Case #2: Indonesia-The troubled Giant Indonesia is one of the most ethnically diverse countries and also one of the world’s most populous Muslim nations. Ethnic diversity can be good for a country but it can also cause problems such as ethnic rivalries. When they went from a dictatorship to a democracy, this led to a lot of uncertainty. Most of Indonesia’s economic problems are from 30yrs ago while they were under the dictatorship of Suharto. Some of the factors are corruption, high unemployment rate, and foreign capital is leaving the country.

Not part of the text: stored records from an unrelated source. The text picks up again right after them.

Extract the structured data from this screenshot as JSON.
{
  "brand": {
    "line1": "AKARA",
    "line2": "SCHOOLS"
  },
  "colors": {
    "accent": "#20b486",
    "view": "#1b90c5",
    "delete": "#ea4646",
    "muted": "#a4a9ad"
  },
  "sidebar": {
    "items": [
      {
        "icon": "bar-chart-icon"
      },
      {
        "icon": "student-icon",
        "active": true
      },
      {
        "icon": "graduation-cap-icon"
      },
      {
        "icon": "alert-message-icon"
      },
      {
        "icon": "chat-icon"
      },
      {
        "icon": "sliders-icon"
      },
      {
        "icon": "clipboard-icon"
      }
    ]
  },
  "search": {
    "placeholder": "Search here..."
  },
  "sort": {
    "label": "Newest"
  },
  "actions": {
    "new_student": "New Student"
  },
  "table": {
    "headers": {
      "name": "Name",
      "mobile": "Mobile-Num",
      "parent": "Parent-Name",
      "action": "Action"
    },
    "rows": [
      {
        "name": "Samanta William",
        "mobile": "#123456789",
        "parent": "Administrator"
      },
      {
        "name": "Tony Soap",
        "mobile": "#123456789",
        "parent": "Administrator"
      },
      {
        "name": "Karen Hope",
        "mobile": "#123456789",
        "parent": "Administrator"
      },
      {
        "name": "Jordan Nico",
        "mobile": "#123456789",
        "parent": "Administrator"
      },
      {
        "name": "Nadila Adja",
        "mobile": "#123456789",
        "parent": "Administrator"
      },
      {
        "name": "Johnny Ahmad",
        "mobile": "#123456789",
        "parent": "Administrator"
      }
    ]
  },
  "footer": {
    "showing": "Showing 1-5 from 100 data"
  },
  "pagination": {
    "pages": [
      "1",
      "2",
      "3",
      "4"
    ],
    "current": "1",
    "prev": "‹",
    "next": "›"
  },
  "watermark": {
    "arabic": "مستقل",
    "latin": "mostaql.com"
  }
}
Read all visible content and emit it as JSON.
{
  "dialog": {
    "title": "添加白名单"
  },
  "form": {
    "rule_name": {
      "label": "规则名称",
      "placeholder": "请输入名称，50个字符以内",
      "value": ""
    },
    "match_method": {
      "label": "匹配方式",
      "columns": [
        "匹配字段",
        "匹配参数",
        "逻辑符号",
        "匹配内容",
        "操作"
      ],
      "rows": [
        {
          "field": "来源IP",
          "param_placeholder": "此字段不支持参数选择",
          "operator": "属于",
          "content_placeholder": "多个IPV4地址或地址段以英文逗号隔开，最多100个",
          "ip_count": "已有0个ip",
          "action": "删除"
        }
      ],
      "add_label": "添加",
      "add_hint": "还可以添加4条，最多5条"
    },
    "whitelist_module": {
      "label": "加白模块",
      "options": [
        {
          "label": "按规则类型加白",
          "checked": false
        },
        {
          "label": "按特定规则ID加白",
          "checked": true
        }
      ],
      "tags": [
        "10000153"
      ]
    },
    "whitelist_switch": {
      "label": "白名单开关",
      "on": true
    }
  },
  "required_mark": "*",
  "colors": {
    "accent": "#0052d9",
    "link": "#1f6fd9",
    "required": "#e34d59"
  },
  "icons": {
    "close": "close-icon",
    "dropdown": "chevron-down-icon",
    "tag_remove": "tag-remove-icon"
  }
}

I think that foreign firms have been exiting Indonesia in recent years because it takes approximately 151 days on average to complete the paperwork necessary to start a business. That is the type of environment foreign investors’ refrain from entering. Another reason is the high level of corruption. In order to reverse this trend, Indonesia should provide incentives to attract foreign investors, and place no limitation on the value of investment.
Corruption in Indonesia is endemic because the bureaucrats demand bribes from any company that they can get it from because their salaries are so low. This is like barriers that is preventing Indonesia from recovering and sustain growth in its economy. The risks that foreign firms face that do business in Indonesia are that they have a poor regulatory environment and lack of transparency. Also, an ineffective and corrupt legal system an increasingly militant labor force, with manpower laws heavily in favor of the workforce.